05-12-2014, 02:25 PM
sorta related:
has anybody here ever inverted violet and indigo in the past? For a long time, I thought of violet as being the much deeper shade, and indigo the lighter shade.
http://www.pfflynn.com/blog/?p=370 Wrote:White light passing through a slit or from air into a prism generates a spectrum (rainbow). This is due to the fact that different component frequencies/wavelengths of the light refract (bend) by different amounts as they cross the boundary between the rarefied phase (air) and the condensed phase (glass or water). The phenomenon is known as the index of refraction. The technical origin for this effect is that the phase velocity (speed) of light in a condensed medium depends on its wavelength/frequency.
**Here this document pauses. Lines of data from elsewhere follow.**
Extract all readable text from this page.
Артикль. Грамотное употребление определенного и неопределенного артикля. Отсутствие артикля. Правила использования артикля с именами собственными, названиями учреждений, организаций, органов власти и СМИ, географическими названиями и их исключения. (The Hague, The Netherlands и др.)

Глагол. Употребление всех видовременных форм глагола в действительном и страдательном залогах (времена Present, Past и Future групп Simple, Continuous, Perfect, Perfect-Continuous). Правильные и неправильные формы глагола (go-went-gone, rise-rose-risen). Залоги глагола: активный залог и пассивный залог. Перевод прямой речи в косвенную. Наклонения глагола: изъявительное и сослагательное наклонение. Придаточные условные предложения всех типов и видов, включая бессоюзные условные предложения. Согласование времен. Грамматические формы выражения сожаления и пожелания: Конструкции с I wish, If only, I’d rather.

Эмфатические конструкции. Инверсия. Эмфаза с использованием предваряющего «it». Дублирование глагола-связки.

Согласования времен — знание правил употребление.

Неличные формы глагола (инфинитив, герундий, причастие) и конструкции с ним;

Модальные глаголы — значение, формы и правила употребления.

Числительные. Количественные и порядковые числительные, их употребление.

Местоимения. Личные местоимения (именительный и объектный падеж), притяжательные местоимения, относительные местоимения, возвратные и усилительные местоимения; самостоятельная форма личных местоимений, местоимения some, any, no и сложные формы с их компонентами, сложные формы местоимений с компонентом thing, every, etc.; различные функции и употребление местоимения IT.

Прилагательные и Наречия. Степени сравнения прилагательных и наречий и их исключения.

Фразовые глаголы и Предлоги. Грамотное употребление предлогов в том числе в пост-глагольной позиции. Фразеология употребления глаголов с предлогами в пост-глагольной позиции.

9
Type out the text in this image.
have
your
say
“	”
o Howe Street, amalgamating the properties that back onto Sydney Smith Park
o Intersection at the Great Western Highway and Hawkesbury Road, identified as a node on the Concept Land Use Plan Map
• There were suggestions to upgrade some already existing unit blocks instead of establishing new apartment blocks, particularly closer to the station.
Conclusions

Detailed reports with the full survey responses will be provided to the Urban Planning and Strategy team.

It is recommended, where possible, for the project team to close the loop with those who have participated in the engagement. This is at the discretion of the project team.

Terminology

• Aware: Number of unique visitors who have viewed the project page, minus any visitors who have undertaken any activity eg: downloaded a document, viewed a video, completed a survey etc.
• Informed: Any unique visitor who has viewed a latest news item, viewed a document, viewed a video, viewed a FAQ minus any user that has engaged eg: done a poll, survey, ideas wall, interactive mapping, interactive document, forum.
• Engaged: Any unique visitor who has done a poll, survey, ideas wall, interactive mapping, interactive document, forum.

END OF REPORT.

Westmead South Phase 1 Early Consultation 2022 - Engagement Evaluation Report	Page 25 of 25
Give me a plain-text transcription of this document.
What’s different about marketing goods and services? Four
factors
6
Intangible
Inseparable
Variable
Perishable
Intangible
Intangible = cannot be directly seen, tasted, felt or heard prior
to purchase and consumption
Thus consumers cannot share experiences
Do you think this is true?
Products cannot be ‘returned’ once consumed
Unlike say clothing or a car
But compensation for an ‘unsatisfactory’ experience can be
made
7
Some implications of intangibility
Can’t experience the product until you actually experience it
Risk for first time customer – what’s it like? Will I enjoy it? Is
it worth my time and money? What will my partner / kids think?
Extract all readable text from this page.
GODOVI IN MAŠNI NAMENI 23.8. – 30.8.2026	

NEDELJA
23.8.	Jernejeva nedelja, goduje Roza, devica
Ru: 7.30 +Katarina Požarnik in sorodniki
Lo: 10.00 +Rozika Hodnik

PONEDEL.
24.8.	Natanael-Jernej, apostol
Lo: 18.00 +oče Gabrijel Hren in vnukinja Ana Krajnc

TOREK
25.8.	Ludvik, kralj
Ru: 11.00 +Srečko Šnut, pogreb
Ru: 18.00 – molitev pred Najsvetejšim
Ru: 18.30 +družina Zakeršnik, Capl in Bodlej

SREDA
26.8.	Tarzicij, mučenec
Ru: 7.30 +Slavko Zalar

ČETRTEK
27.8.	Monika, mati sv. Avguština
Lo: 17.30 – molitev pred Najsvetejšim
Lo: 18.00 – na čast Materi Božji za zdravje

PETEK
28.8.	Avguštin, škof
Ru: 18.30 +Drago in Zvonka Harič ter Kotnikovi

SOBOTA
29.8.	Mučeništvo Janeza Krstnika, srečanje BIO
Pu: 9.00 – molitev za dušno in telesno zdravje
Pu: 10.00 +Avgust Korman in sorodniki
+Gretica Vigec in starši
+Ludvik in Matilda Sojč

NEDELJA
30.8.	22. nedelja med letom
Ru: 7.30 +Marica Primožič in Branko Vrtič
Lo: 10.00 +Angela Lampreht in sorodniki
Remember the album cover for Dark Side of the Moon? CD, I meant CD case! You can easily find the image on the net. White light enters the prism from the left and a spectrum of light exits from the left. From top to bottom the colors are red, orange, yellow, green, blue, and violet. Do you recall the mnemonic for the colors of the rainbow?
Roy G. Biv : Red, orange, yellow, green, blue, indigo, and violet, which is one more than on the Pink Floyd album cover. Why the difference? Well Isaac Newton made up this color series you see, and being a law-and-order sort of fellow he imagined that the light spectrum might be best understood by analogy to a musical (octave) scale.
To make this work out he artificially added a seventh designation, indigo, between blue and violet. Of course visible light can be anywhere between red and violet. By the way, almost nobody can distinguish indigo in rainbows or in other diffraction experiments.
has anybody here ever inverted violet and indigo in the past? For a long time, I thought of violet as being the much deeper shade, and indigo the lighter shade.